By Graham Turner
Downloading PDF. Please wait... Issue 349

Axe finally falls in Tory budget

This article is over 12 years, 1 months old
"The Tories can reduce the deficit without a rise in VAT," boasted George Osborne to the Daily Telegraph on 6 April. "The plans we set out involved around 80 percent of the work coming from spending restraint... The tax increases are already in place and the plans do not include an increase in VAT."
Issue 349

Honesty was clearly not a prerequisite to securing the keys to 11 Downing Street. But then history is merely repeating itself. In 1979 the then Tory chancellor Geoffrey Howe declared, “We have absolutely no intention of doubling VAT.” Strictly speaking, Howe did not lie. VAT did not quite double, as it went up from 8 percent to 15 percent.

Osborne, ably abetted by the discredited David Laws, claimed the public sector finances were in worse shape than the previous government had admitted. That will undoubtedly be the justification for this regressive U-turn. Again this is misleading, to say the least. When the Treasury published April’s monthly borrowing numbers, it admitted data revisions had cut borrowing by £7.5 billion. The Treasury announced a similar “surprise” for May, with revised data causing borrowing to fall by a further £3.2 billion over the year to April. May showed a further drop in borrowing, of £1.4 billion.

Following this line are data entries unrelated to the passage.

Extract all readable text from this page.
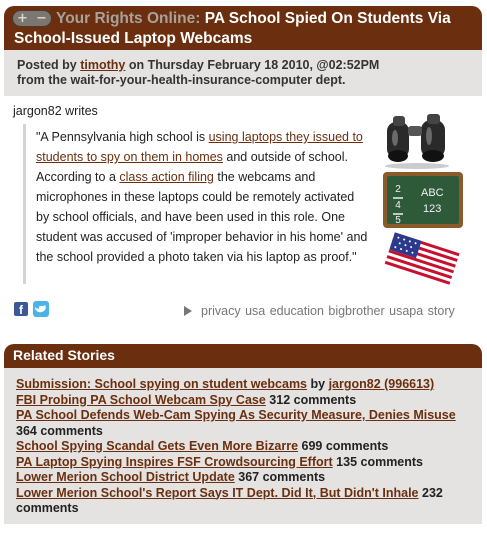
Your Rights Online: PA School Spied On Students Via School-Issued Laptop Webcams
+ −
Posted by timothy on Thursday February 18 2010, @02:52PM
from the wait-for-your-health-insurance-computer dept.
jargon82 writes
"A Pennsylvania high school is using laptops they issued to students to spy on them in homes and outside of school. According to a class action filing the webcams and microphones in these laptops could be remotely activated by school officials, and have been used in this role. One student was accused of 'improper behavior in his home' and the school provided a photo taken via his laptop as proof."
2
4
5
ABC
123
f	privacy usa education bigbrother usapa story
Related Stories
Submission: School spying on student webcams by jargon82 (996613)
FBI Probing PA School Webcam Spy Case 312 comments
PA School Defends Web-Cam Spying As Security Measure, Denies Misuse 364 comments
School Spying Scandal Gets Even More Bizarre 699 comments
PA Laptop Spying Inspires FSF Crowdsourcing Effort 135 comments
Lower Merion School District Update 367 comments
Lower Merion School's Report Says IT Dept. Did It, But Didn't Inhale 232 comments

The economy has been growing, tax revenues are rising, spending is not out of control and the deficit is coming down faster than the former Labour government forecast. It is quite conceivable that the planned deficit reduction to £140 billion for 2011/12 could have been met a year ahead of schedule.

That could have been rather inconvenient for a Tory chancellor desperate to redraw the boundary between private and public sector provision of services. A further £30 billion of cuts will be detailed in October. Deep cuts loom for non-ringfenced departments, including education. A pay freeze for around four-fifths of public sector workers will, of course, mean a cut in real incomes. The VAT increase means a decline in real standards of living for private sector workers too.

According to the Office for National Statistics, real take home pay across private and public sectors combined was down by 2.5 percent on an annual basis in the first quarter of this year – the biggest fall since the credit crunch began. This decline looks set to extend into a fourth year, unprecedented in the post-war era.

The decision to uprate benefits in line with the consumer price index, which excludes housing costs, rather than the retail price index, will bring significant savings for the government, but will also heighten inequality. The increase in the income tax threshold will have little or no impact on poorer pensioners, the unemployed and parents in low-paid part-time work. But these vulnerable groups will be clobbered by the VAT hike. However, the burden on businesses is eased, with staged cuts in corporation tax rates from 28 percent to 24 percent.

With bond markets still unconvinced that Greece and other Euroland countries have done enough to bring their deficits under control, Osborne will continue to preach austerity. Worryingly, there are signs that the US economy is starting to turn down, alongside a raft of European countries that have been hit hard by the sovereign debt crisis. Renewed problems in the global economy may give Osborne the cover to launch even deeper cuts in public spending than those outlined in the emergency budget.